Jim Hutchinson wrote:
What I need to do is, using that list of contributors, select the top 20 or so (excluding bots) for each of the hundred selected articles and get a list of all of the other articles to which each of them contributed with a frequency count of edits. Ideally, this data would be in a table of sorts for each article selected (so 100 tables).
This could, of course, be done manually by searching for contributions by username. however, this will be time consuming and possibly error prone. My hope was that a query could grab this information fairly quickly as well as automatically count frequencies of edits per article, etc.
I don't have the expertise to do this myself, but I do know someone who can and has requested an account.
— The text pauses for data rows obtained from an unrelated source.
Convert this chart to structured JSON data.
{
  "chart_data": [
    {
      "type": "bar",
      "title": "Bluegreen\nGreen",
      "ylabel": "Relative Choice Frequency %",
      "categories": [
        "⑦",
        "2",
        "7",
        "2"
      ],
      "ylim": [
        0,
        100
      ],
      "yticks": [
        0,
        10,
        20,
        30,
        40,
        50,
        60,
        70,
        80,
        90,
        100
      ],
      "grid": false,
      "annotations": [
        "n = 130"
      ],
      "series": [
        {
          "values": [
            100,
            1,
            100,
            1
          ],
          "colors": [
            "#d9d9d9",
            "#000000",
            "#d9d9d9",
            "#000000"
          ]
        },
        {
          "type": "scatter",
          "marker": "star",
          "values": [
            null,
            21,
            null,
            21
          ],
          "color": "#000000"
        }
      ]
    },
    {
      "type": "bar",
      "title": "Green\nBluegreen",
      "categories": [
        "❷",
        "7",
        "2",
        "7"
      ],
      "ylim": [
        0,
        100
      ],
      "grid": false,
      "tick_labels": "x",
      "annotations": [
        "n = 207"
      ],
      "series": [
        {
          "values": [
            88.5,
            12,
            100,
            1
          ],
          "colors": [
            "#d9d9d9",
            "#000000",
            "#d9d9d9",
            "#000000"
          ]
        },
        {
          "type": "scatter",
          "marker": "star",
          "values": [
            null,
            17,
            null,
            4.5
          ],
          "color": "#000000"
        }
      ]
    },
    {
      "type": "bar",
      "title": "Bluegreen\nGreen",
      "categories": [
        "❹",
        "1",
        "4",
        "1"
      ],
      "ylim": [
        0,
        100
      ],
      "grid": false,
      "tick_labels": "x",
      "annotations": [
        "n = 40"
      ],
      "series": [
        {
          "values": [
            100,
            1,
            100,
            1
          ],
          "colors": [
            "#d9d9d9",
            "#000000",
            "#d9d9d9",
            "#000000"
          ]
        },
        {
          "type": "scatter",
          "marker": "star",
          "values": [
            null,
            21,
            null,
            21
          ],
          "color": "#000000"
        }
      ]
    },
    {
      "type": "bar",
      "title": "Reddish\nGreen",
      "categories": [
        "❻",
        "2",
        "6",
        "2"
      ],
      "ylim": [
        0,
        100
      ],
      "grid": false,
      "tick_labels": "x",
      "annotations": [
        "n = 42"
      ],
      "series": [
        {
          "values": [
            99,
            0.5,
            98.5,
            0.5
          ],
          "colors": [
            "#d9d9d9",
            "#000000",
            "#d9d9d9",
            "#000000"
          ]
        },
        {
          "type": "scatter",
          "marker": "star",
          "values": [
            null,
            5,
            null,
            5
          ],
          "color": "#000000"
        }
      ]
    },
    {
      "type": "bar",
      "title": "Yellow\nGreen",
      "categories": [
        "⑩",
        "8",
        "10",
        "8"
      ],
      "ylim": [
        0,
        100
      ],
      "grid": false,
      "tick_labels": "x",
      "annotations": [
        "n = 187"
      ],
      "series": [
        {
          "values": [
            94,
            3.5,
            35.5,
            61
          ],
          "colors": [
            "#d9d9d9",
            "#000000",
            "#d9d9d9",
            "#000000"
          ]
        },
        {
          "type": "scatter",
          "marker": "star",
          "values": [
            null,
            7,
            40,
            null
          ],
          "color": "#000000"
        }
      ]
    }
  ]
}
However, he is afraid he will not be granted an account for what will likely be a one time project.
Is there likely an API that can do what I described or would a query be an easier or more efficient way to go?
Yeah, user contributions are one of those things that are sometimes vastly easier with the direct queries, as some users have thousands and thousands of edits. This is obviously a problem for very few sites (mostly some popular Wikimedia wikis), but for the wikis where it is a problem, it can really slow things down to have to pull/aggregate so many edits. :-)
You can try filing a ticket in JIRA through the Query service. Alternately, I recently made a page at Meta-Wiki (http://meta.wikimedia.org/wiki/Tech) where you could try posting. I mostly set up the page because I felt trying to get people to figure out JIRA, in addition to forcing them to articulate what they actually want from the database, is too much. Plus it can act as more of a forum/help desk than JIRA can.